Debbie Benedit, a restaurant owner in Atlanta, put it bluntly in a 2011 interview with Forbes: “It is very much a man’s world.”
“I have 36 years of a successful business under my belt and it is all but impossible to get the capital or investors I need,” she said. “Controlling my cost without jeopardizing the quality and affordability of my food is probably my biggest challenge right now.”
This is a common refrain when it comes to women business owners. But there are some encouraging signs.
A June report by the National Women’s Business Council said women-owned businesses performed as well as men from 2007 to 2010. And the numbers have grown. Women owned just 10 percent of U.S. businesses in 1980, according to Reuters. Now? Women own 40 percent of privately owned businesses, according to the National Association of Women Business Owners.

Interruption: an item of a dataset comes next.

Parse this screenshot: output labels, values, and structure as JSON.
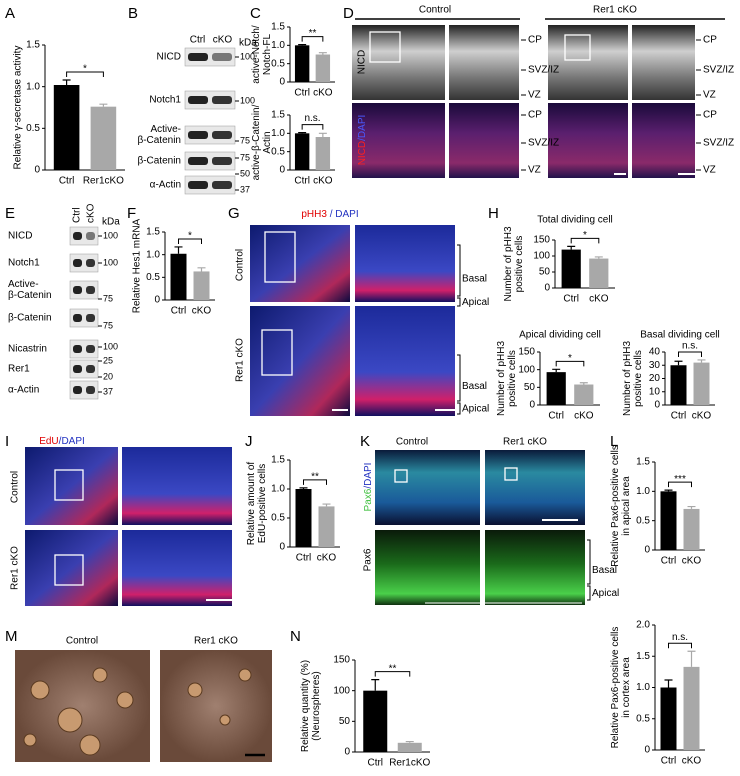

But obstacles remain. Here’s a look at some of those challenges.
- Youth can hurt: According to the NWBC report, women-owned businesses tend to be newer than those by their male counterparts. The younger the business, the higher the chance it doesn’t survive. On the other hand, younger businesses do have higher expansion rates.
- The funding dilemma: The U.S. Small Business Administration’s Office of Advocacy released a report in April that explores the financing of small businesses by venture capitalists. Women-led businesses lag behind in such funding. This can be attributed to a lack of women who actually do the investing, along with fewer women in high-growth fields in growing markets. The venture capitalists are risk-averse, the SBA says, and so they go with the familiar when it comes to investing. This can prevent women business owners from growing as business leaders.
- More risk concerns: Rohit Arora, co-founder and CEO of Biz2Credit, writes a column for Fox Business. He examined 14,000 loan applications over six months, and found that loan approval rates for women are 15 to 20 percent lower than men. He also notes that women businesses owners had lower credit scores, earned 15 percent less revenue and had 21 percent higher operating expenses. Arora attributes this to women gravitating toward retail businesses, which are of an “up-and-down” nature, enough to raise risk concerns.
- High receipt vs. low receipt: Women are not as present in high-receipt industries — defined as a median receipt of $500,000 — according to the National Women’s Business Council report. Those fields — manufacturing, mining, management, wholesale and retail trade — are dominated by men. On the other end of the scale, women are overrepresented in low-receipt industries (with a median receipt under $225,000) such as education, real estate, entertainment and administration.
What to Do About It?
So, how about some solutions? Arora suggests microlenders for business loans less than $50,000, and assistance by the Community Development Financial Institution for minority women.
The Small Business Association suggests support of mentoring and leadership programs for women, and encouraging investors to take more of an interest in women-led businesses.
And Diane Leneghan Tomb, president of the National Association of Women’s Business Owners, offered this advice in an interview with The Huffington Post: “To not forget that, like anything, it doesn’t always happen the way you envisioned it. The perseverance, doing your homework, being sure you have access to resources, but also the staying with it and not giving up. When I see the members who have been successful in their current business, it’s the ability to hang in there when things get tough. Being able to use their resourcefulness and being risk takers but also being measured in how they do it.”